Depois de oito anos a serviço de empresas brasileiras, Kimy mudou para os Estados Unidos, em 1992, onde foi fazer mestrado. No total, passou 12 anos no exterior, trabalhando e estudando também na Europa e Ásia. Especializou-se no desenvolvimento de tecnologias da informação em companhias estrangeiras – entre elas a Dun & Bradstreet (EUA), líder mundial no fornecimento de informações para áreas de crédito, marketing, compras e áreas de suporte a serviços. “Minha vida era passar 12 horas no escritório, usar tailleurs, salto alto e me envolver em discussões muito afinadas, mas sempre focadas no objetivo do negócio, dos acionistas”, conta, “Para nós, da empresa, provocar impacto social era dar emprego para as pessoas. Eu queria ir além”, diz.
Foi o que fez. Decidida a dedicar-se integralmente a uma causa e interessada em urbanismo,  procurou programas com metodologia reconhecida internacionalmente para trabalhar com  patrimônios da humanidade. Não encontrou nada exatamente como queria, então, fundou o Beyond Funding Institute, trabalhando com projetos bilaterais no Brasil e nos Estados Unidos. Aos poucos, foi voltando para o país por considerar que as necessidades aqui eram bem maiores. De volta a São Paulo, Kimy se surpreendeu ao encontrar boas lideranças no terceiro setor não menos competentes do que as que havia conhecido nas empresas.
Em meados deste ano, aceitou convite da Ashoka para dirigir os trabalhos no Brasil e no Paraguai.

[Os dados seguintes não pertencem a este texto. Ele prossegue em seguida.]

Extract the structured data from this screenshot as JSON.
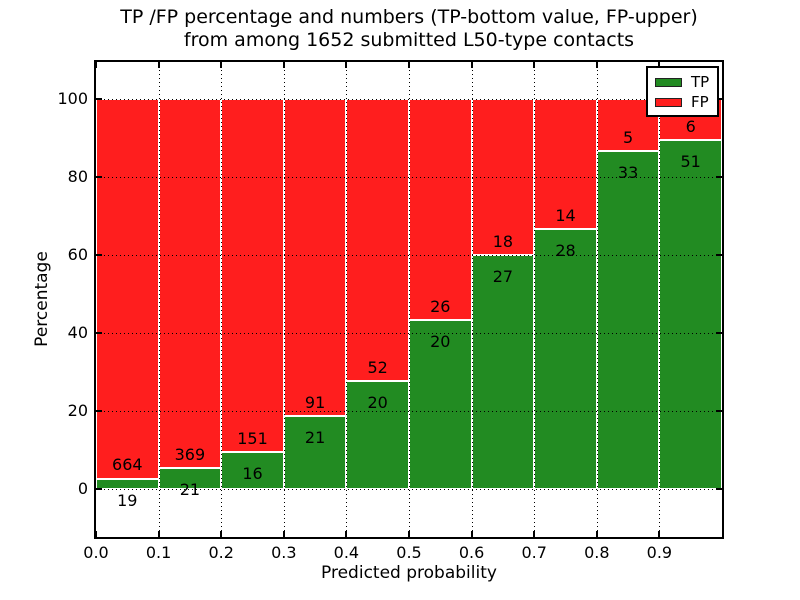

Empolgada com os desafios de estímulo ao empreendedorismo social da organização,  ela considera  que, apesar de se dedicar em dobro ao trabalho hoje em relação ao tempo em que era executiva,  a qualidade das relações humanas mudou significativamente. “Antes, os contatos eram muito escorados nos cargos, na hierarquia, no ‘fazer um social’. Numa OSCIP, você procura no outro o que você não tem para juntos construir algo melhor, de benefício mútuo. A opinião não é mais pessoal, é conjunta.”, afirma.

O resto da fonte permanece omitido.